The Eleventh Amendment to the United States Constitution provides that “[t]he Judicial power of the United States shall not be construed to extend to any suit in law or equity, commenced or prosecuted against any one of the United States.” U.S. Const. amend XI. “The Eleventh Amendment confirms the sovereign status of the States by shielding them from suits by individuals absent their consent.” Frew ex re. Frew v. Hawkins, 540 U.S. 431, 437 (2004). “[A] suit against a state official in his or her official capacity is not a suit against the official but rather is a suit against the official’s office. As such, it is no different from a suit against the state itself.” Will v. Michigan Dep’t. of State Police, 491 U.S. 58, 71 (1989) (citation omitted).
3 “Eleventh Amendment jurisprudence is well-settled: ‘a suit by private parties seeking to impose a liability which must be paid from public funds in the state treasury is barred by the Eleventh Amendment.’” Burk v. Beene, 948 F.2d 489, 492 (8th Cir. 1991) (quoting Edelman v. Jordan, 415 U.S. 651, 663 (1974)). This bar exists whether the relief sought is legal or equitable.
Papasan v. Allain, 478 U.S. 265, 276 (1986). Furthermore, “neither a State nor its officials acting in their official capacity are ‘persons’ under § 1983.” Will, 491 U.S. at 71. Exceptions to the reach of the Eleventh Amendment exist only when the state has unequivocally waived its immunity or Congress has abrogated the immunity. Hutto v. Finney, 437 U.S. 678, 693 (1978). The State of Arkansas has not waived its sovereign immunity. See e.g., Hadley v. North Ark. Cmty. Tech. Coll., 76 F.3d 1437, 1438 (8th Cir. 1996). Nor did Congress abrogate sovereign immunity when enacting § 1983. Quern v. Jordan, 440 U.S. 332, 345 (1979). The official capacity claims against the Madison County Public Defender’s Office are, therefore, barred by the Eleventh Amendment. Further, it would be futile to allow Kelly to amend his complaint to name the public
defender assigned to his case. It is well settled that a public defender is not considered a state actor for purposes of § 1983 litigation. Polk Cnty. v. Dodson, 454 U.S. 312, 318 (1981) (neither public defenders nor privately retained defense counsel act under color of state law when performing a lawyer’s traditional functions as counsel to a defendant in criminal proceedings). IV. CONCLUSION For these reasons, it is recommended that:
(1) the case be dismissed pursuant to 28 U.S.C. § 1915A(b)(1) for failure to state a claim upon which relief may be granted;
(2) Plaintiff is warned that, in the future, this dismissal may be counted as a strike for 4 purposes of 28 U.S.C. § 1915(g) and thus, the Clerk is directed to place a § 1915(g) strike flag on the case for future judicial consideration; and,
(3) the Court certify pursuant to 28 U.S.C. § 1915(a)(3) that any appeal from this dismissal would not be taken in good faith.

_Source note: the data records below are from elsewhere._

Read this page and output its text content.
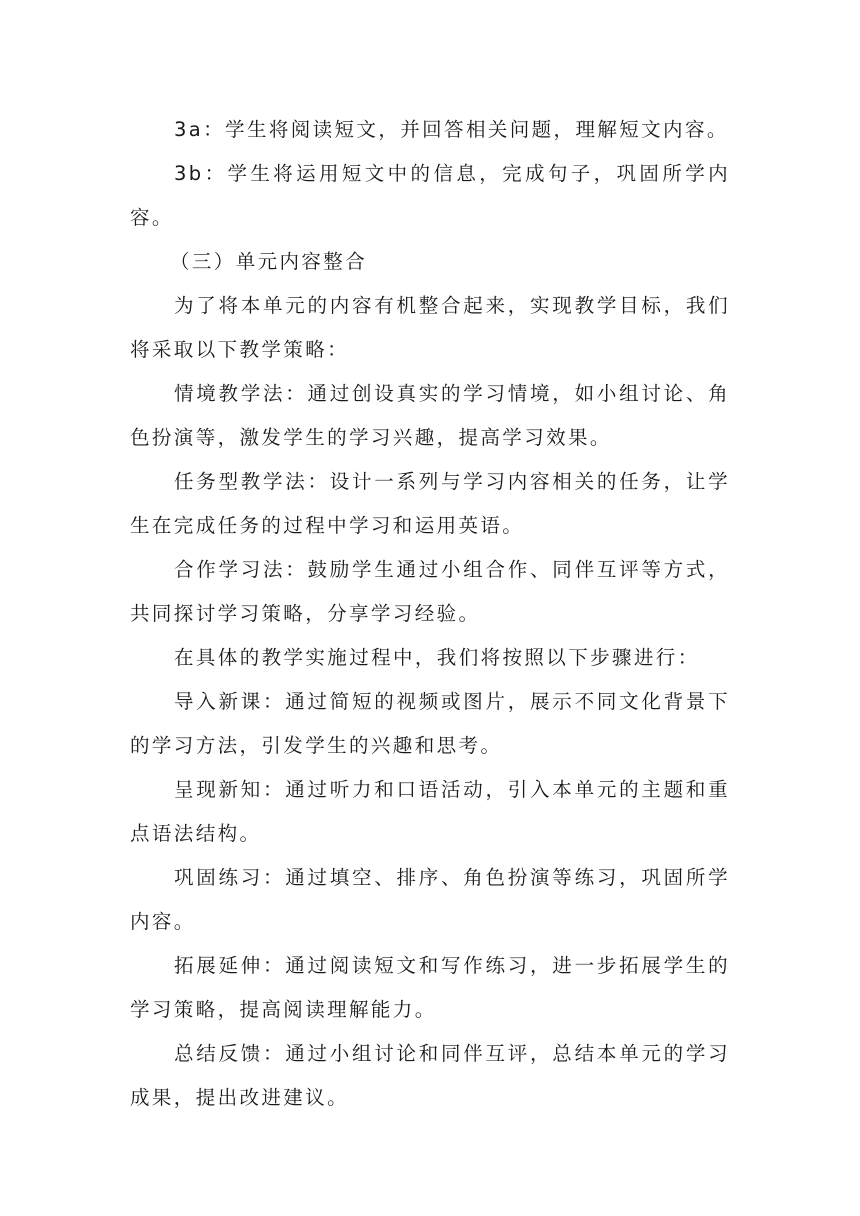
3a：学生将阅读短文，并回答相关问题，理解短文内容。

3b：学生将运用短文中的信息，完成句子，巩固所学内容。

（三）单元内容整合

为了将本单元的内容有机整合起来，实现教学目标，我们将采取以下教学策略：

情境教学法：通过创设真实的学习情境，如小组讨论、角色扮演等，激发学生的学习兴趣，提高学习效果。

任务型教学法：设计一系列与学习内容相关的任务，让学生在完成任务的过程中学习和运用英语。

合作学习法：鼓励学生通过小组合作、同伴互评等方式，共同探讨学习策略，分享学习经验。

在具体的教学实施过程中，我们将按照以下步骤进行：

导入新课：通过简短的视频或图片，展示不同文化背景下的学习方法，引发学生的兴趣和思考。

呈现新知：通过听力和口语活动，引入本单元的主题和重点语法结构。

巩固练习：通过填空、排序、角色扮演等练习，巩固所学内容。

拓展延伸：通过阅读短文和写作练习，进一步拓展学生的学习策略，提高阅读理解能力。

总结反馈：通过小组讨论和同伴互评，总结本单元的学习成果，提出改进建议。
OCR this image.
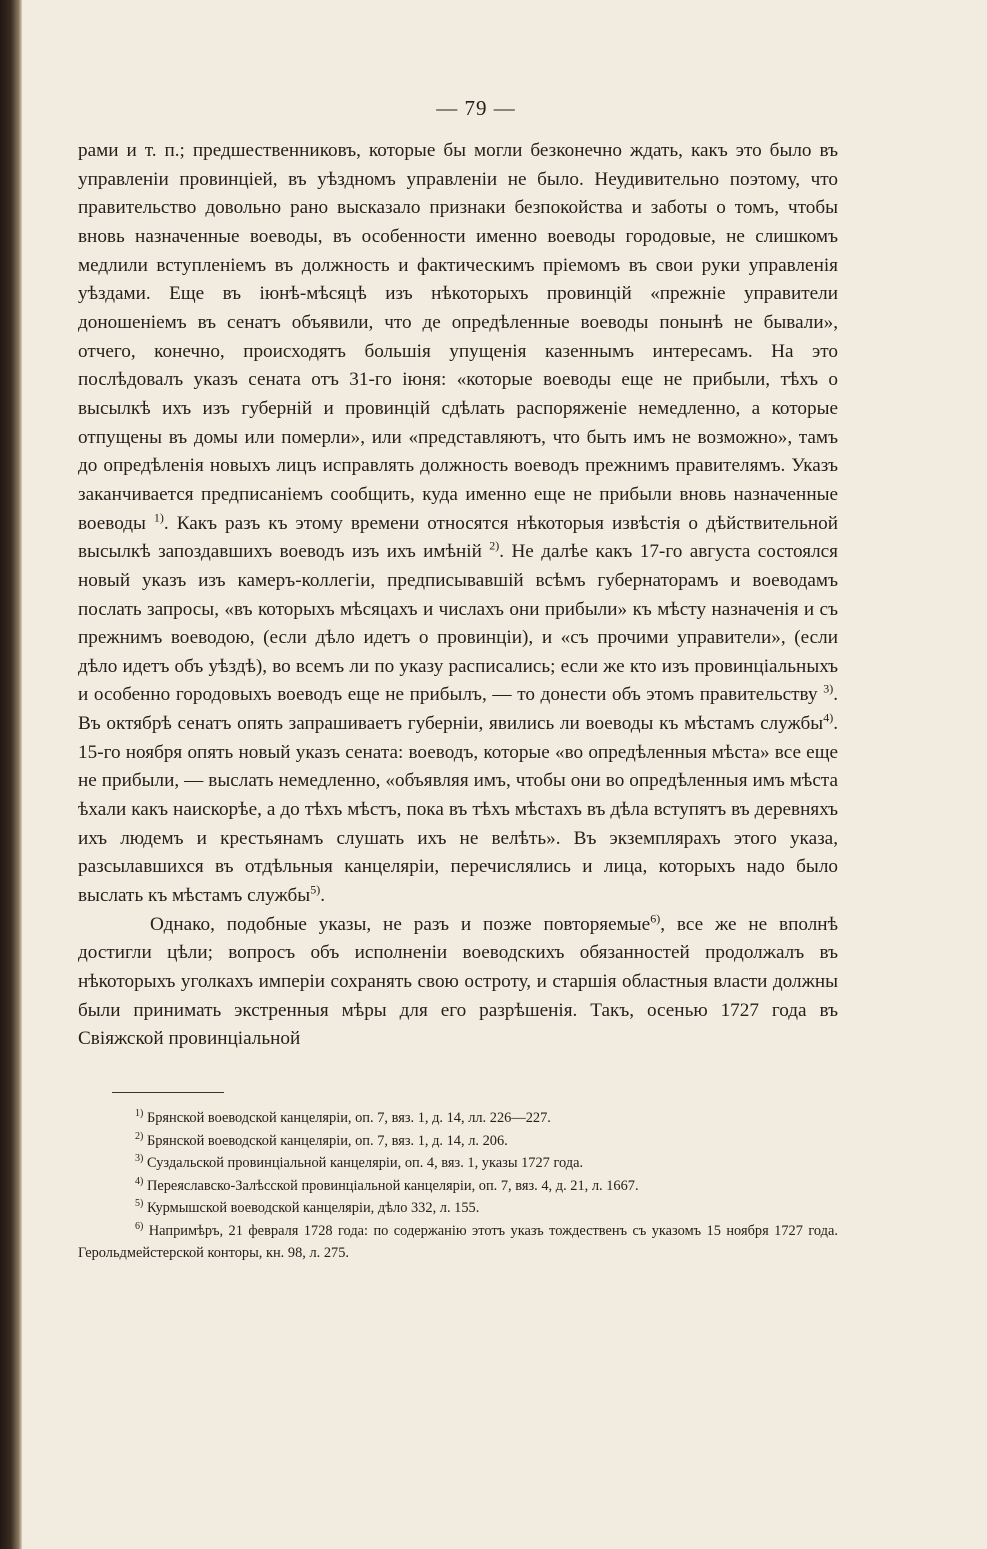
— 79 —

рами и т. п.; предшественниковъ, которые бы могли безконечно ждать, какъ это было въ управленіи провинціей, въ уѣздномъ управленіи не было. Неудивительно поэтому, что правительство довольно рано высказало признаки безпокойства и заботы о томъ, чтобы вновь назначенные воеводы, въ особенности именно воеводы городовые, не слишкомъ медлили вступленіемъ въ должность и фактическимъ пріемомъ въ свои руки управленія уѣздами. Еще въ іюнѣ-мѣсяцѣ изъ нѣкоторыхъ провинцій «прежніе управители доношеніемъ въ сенатъ объявили, что де опредѣленные воеводы понынѣ не бывали», отчего, конечно, происходятъ большія упущенія казеннымъ интересамъ. На это послѣдовалъ указъ сената отъ 31-го іюня: «которые воеводы еще не прибыли, тѣхъ о высылкѣ ихъ изъ губерній и провинцій сдѣлать распоряженіе немедленно, а которые отпущены въ домы или померли», или «представляютъ, что быть имъ не возможно», тамъ до опредѣленія новыхъ лицъ исправлять должность воеводъ прежнимъ правителямъ. Указъ заканчивается предписаніемъ сообщить, куда именно еще не прибыли вновь назначенные воеводы $^{1)}$. Какъ разъ къ этому времени относятся нѣкоторыя извѣстія о дѣйствительной высылкѣ запоздавшихъ воеводъ изъ ихъ имѣній $^{2)}$. Не далѣе какъ 17-го августа состоялся новый указъ изъ камеръ-коллегіи, предписывавшій всѣмъ губернаторамъ и воеводамъ послать запросы, «въ которыхъ мѣсяцахъ и числахъ они прибыли» къ мѣсту назначенія и съ прежнимъ воеводою, (если дѣло идетъ о провинціи), и «съ прочими управители», (если дѣло идетъ объ уѣздѣ), во всемъ ли по указу расписались; если же кто изъ провинціальныхъ и особенно городовыхъ воеводъ еще не прибылъ, — то донести объ этомъ правительству $^{3)}$. Въ октябрѣ сенатъ опять запрашиваетъ губерніи, явились ли воеводы къ мѣстамъ службы$^{4)}$. 15-го ноября опять новый указъ сената: воеводъ, которые «во опредѣленныя мѣста» все еще не прибыли, — выслать немедленно, «объявляя имъ, чтобы они во опредѣленныя имъ мѣста ѣхали какъ наискорѣе, а до тѣхъ мѣстъ, пока въ тѣхъ мѣстахъ въ дѣла вступятъ въ деревняхъ ихъ людемъ и крестьянамъ слушать ихъ не велѣть». Въ экземплярахъ этого указа, разсылавшихся въ отдѣльныя канцеляріи, перечислялись и лица, которыхъ надо было выслать къ мѣстамъ службы$^{5)}$.

Однако, подобные указы, не разъ и позже повторяемые$^{6)}$, все же не вполнѣ достигли цѣли; вопросъ объ исполненіи воеводскихъ обязанностей продолжалъ въ нѣкоторыхъ уголкахъ имперіи сохранять свою остроту, и старшія областныя власти должны были принимать экстренныя мѣры для его разрѣшенія. Такъ, осенью 1727 года въ Свіяжской провинціальной

$^{1)}$ Брянской воеводской канцеляріи, оп. 7, вяз. 1, д. 14, лл. 226—227.

$^{2)}$ Брянской воеводской канцеляріи, оп. 7, вяз. 1, д. 14, л. 206.

$^{3)}$ Суздальской провинціальной канцеляріи, оп. 4, вяз. 1, указы 1727 года.

$^{4)}$ Переяславско-Залѣсской провинціальной канцеляріи, оп. 7, вяз. 4, д. 21, л. 1667.

$^{5)}$ Курмышской воеводской канцеляріи, дѣло 332, л. 155.

$^{6)}$ Напримѣръ, 21 февраля 1728 года: по содержанію этотъ указъ тождественъ съ указомъ 15 ноября 1727 года. Герольдмейстерской конторы, кн. 98, л. 275.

The parties have fourteen (14) days from receipt of the Report and Recommendation in which to file written objections pursuant to 28 U.S.C. § 636(b)(1). The failure to file timely objections may result in waiver of the right to appeal questions of fact. The parties are reminded that objections must be both timely and specific to trigger de novo review by the district court. DATED this 27th day of September 2022.